As the reality of graduating from college arrives, many seniors are choosing to delay or change their graduation celebrations as a result of the COVID-19 pandemic.
To enforce social distancing, colleges and universities across the country are canceling or rescheduling in-person graduations. OU Graduation Services announced the original in-person graduation on May 8 will be replaced with a virtual graduation — a live, online ceremony where graduates' names will be announced and their faces and degrees will appear on screen, according to its website. OU will also host an in-person graduation on August 8 and 9, according to its website.
Emily O'Brien, a journalism senior, said she plans to attend the in-person graduation and have a graduation party with friends and family when it is safe to host an in-person social gathering.
Staying positive and understanding the seriousness of the pandemic and the unpredictable nature of these events are important to remember, O’Brien said.
“It’s valid to feel disappointed or let down, but we have to keep it in perspective,” O’Brien said. “This is a small time of our lives and our family and friends will still be proud of us whether we walk across the stage or have a small gathering.”
For some students with loved ones out-of-state, video chat possibilities like Zoom and Skype are helping bring celebrations to friends and family far away. The possibility of having a long-distance graduation party is a new reality for many graduating seniors.
Miranda Myers, communications senior, said she plans to host a Zoom graduation party with friends and family members, which will allow her large, dispersed family to celebrate together. She also plans on attending the postponed in-person graduation.
Myers said she is considering driving to Lloyd Noble Center on May 8, when her graduation would have happened, with friends and family from Oklahoma, dressing up in her cap and gown and taking photos. This event will allow Myers to experience the in-person ceremony she wanted on the day of her graduation, she said.
OU is not the only university dealing with canceled or postponed graduation ceremonies. More than 4,000 higher education institutions in the U.S. are affected by coronavirus, according to Campus Technology. Universities such as Harvard, New York University and Ohio’s Kent State University are planning virtual ceremonies with in-person graduation placed at later dates.
At the University of Pennsylvania, a student inspired by a Minecraft graduation for elementary students in Japan decided to create his university on Minecraft and hold a virtual graduation within the game system, according to The Verge.
Some corporations are joining in on the online festivities, including Natural Light, a beer company owned by Anheuser-Busch, which will host a Facebook Live graduation ceremony for the class of 2020.
Myers said she is excited for the in-person graduation but worries it may be canceled or further postponed due to the public not following social distancing rules. The formal in-person graduation ceremony in August is a great way to celebrate her accomplishments, she said.

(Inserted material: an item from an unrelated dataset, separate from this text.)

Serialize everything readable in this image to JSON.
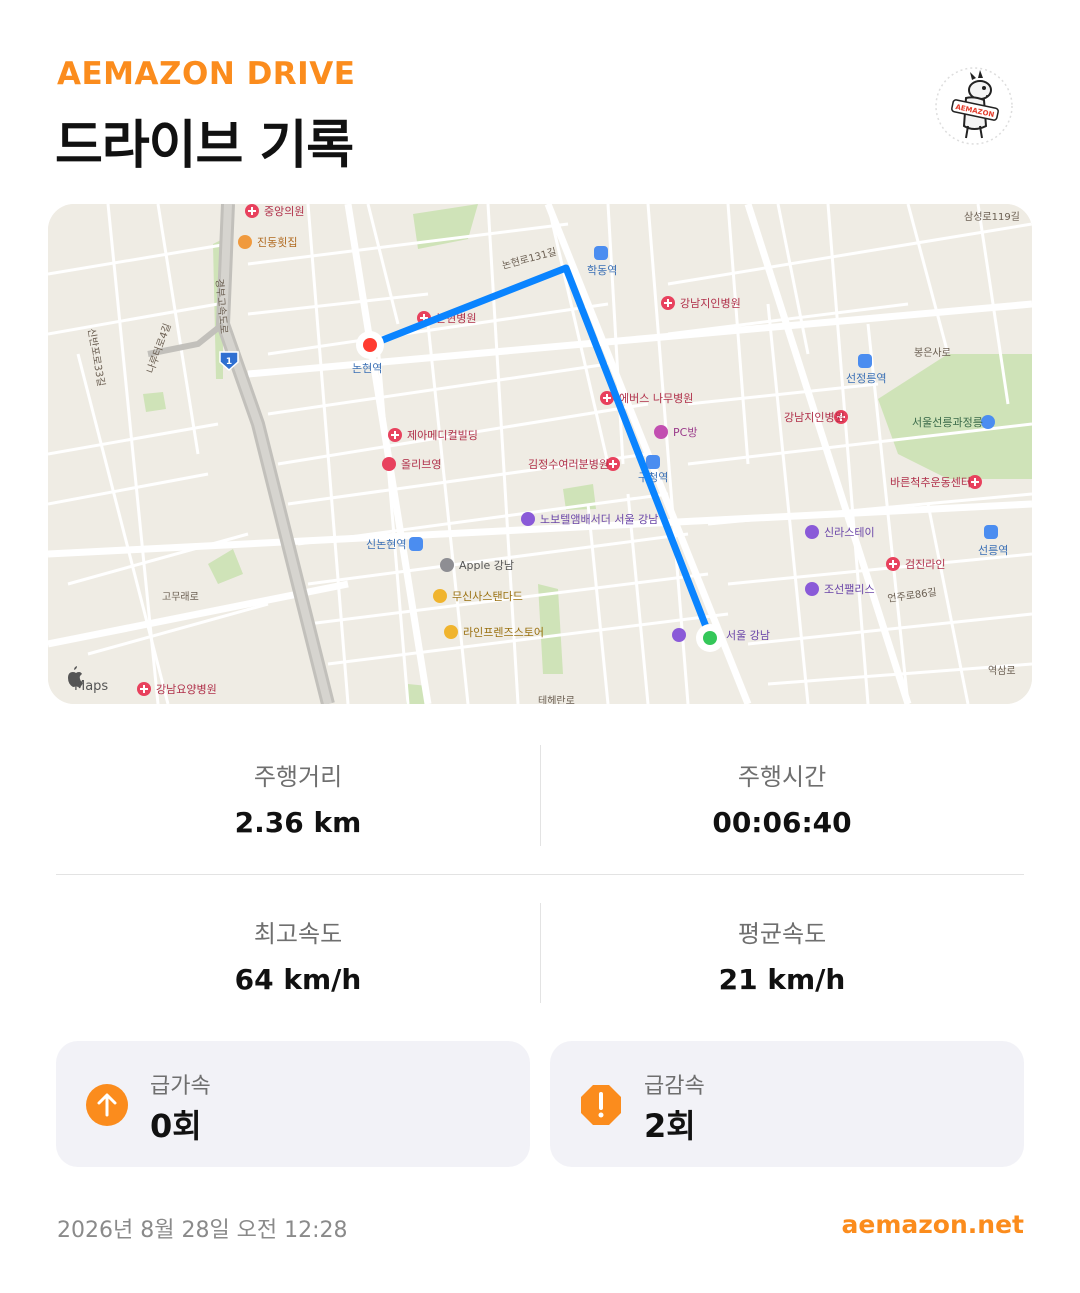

Brian Seelig, an aviation senior, plans to have a joint graduation party at his home with his brother and sister who are finishing high school in Houston. Seelig said he is not bothered by the lack of a ceremony — for him, receiving his degree is enough.
“We are all here for that piece of paper and the rest is just for fun,” Seelig said. O’Brien said she hopes to work for a TV news outlet and is currently applying for jobs in news production.
After college, Myers planned to work for Walt Disney World’s Disney College Program in Florida — a five to seven month program where current or recently graduated college students work at Disney parks and resorts. Unfortunately, Myers' program was canceled due to the pandemic. While Myers does not have any concrete plans for her next steps, she said she is remaining optimistic about her future.
Despite the change in plans, graduating college is no small feat and graduates came to college to receive a diploma, not a graduation party, Seelig said.
The lack of an official ceremony is disappointing, but it is important to remember the excitement of graduating, Myers said.
“We have to take it in stride and realize that us graduating is still a big deal even if we didn’t get the proper graduation that we wanted,” Myers said.